A principal vitória do Timão foi garantir a presença de sua torcida no confronto contra o São Paulo, agendado para 10 de maio, pela 15ª rodada do Brasileirão. A decisão do STJD afastou a possibilidade de perda total do mando de campo, optando pela interdição parcial das arquibancadas. Apenas uma parte do setor oeste inferior da Neo Química Arena será fechada, permitindo que a maior parte dos torcedores acompanhe o clássico em casa.

Penas de Jogadores Reduzidas

As sanções aplicadas a dois atletas corintianos também foram amenizadas.

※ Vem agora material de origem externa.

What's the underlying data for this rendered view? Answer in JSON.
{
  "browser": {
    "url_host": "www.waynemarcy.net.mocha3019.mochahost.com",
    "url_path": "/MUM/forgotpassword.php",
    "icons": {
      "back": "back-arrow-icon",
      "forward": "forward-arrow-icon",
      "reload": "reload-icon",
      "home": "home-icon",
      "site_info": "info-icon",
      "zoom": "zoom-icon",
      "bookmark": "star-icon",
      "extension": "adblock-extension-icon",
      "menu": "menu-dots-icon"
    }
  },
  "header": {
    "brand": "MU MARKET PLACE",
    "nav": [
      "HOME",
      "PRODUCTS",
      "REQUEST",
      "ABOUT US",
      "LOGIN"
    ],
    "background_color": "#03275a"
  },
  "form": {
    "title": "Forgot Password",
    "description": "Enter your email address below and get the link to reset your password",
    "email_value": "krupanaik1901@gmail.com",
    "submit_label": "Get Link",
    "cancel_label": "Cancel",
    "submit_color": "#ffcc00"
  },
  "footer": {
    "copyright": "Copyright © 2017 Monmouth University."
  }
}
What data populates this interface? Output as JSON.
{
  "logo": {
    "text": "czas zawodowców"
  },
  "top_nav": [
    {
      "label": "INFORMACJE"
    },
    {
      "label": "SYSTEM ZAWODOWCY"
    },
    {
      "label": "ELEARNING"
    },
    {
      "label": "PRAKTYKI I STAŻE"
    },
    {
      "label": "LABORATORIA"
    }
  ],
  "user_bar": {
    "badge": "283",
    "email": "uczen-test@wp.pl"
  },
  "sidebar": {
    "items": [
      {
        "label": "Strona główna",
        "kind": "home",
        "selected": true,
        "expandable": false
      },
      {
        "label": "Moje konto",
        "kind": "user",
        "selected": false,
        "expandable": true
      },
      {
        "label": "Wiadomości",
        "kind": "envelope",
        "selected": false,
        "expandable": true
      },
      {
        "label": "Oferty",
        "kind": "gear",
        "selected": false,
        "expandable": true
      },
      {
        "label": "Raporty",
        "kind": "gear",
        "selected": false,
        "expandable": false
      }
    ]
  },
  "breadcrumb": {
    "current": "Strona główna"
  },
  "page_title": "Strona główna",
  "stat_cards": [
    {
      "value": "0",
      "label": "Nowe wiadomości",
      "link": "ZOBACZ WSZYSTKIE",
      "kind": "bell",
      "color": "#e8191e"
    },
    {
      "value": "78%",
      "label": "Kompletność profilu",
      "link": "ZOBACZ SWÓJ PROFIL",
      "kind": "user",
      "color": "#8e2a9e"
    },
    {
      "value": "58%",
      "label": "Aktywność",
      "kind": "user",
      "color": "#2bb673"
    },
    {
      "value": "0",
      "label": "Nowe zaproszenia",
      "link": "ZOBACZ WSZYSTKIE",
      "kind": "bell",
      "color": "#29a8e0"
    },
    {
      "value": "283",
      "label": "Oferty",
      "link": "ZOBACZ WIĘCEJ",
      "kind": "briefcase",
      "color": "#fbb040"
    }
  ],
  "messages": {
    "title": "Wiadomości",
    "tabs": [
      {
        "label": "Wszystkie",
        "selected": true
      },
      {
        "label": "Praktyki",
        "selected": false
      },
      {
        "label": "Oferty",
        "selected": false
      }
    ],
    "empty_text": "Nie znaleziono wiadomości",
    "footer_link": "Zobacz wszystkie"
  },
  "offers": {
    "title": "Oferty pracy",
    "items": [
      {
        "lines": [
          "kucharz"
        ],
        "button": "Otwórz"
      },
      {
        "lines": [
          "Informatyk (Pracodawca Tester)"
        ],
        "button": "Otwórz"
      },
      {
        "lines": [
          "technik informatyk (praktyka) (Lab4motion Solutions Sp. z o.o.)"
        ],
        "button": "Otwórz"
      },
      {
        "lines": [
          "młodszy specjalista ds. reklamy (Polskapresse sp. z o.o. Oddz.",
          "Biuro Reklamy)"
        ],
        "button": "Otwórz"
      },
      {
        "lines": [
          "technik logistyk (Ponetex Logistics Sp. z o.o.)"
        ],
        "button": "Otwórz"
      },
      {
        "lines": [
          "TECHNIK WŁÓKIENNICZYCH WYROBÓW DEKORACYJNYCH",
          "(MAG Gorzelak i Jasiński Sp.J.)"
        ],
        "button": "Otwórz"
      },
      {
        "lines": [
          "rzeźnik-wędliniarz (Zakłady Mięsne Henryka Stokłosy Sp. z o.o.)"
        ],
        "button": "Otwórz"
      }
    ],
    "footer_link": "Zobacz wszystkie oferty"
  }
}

O goleiro Hugo Souza, inicialmente suspenso por dois jogos, terá que cumprir apenas uma partida de gancho, ficando de fora do duelo contra o Vasco neste fim de semana. Já o lateral-direito Matheuzinho viu sua pena cair de quatro para duas partidas. Ele já cumpriu uma contra o Vitória e agora desfalgará a equipe também diante do Cruz-Maltino.

Multa por Drone Retirada, mas Injúria Racial Mantida

Outro ponto favorável ao Corinthians foi a retirada da multa de R$ 10 mil imposta pela invasão de um drone no gramado, que exibiu provocações ao time palmeirense. O clube argumentou a falta de controle aéreo total sobre o espaço aberto da Arena e destacou esforços para coibir infrações do tipo.

No entanto, nem todas as penalidades foram revertidas. A multa de R$ 80 mil, referente à injúria racial proferida por torcedores do setor oeste da Neo Química Arena contra o goleiro Carlos Miguel, do Palmeiras, foi mantida. A decisão do STJD baseou-se no artigo 243-G do Código Brasileiro de Justiça Desportiva, reforçando a punição a atos discriminatórios.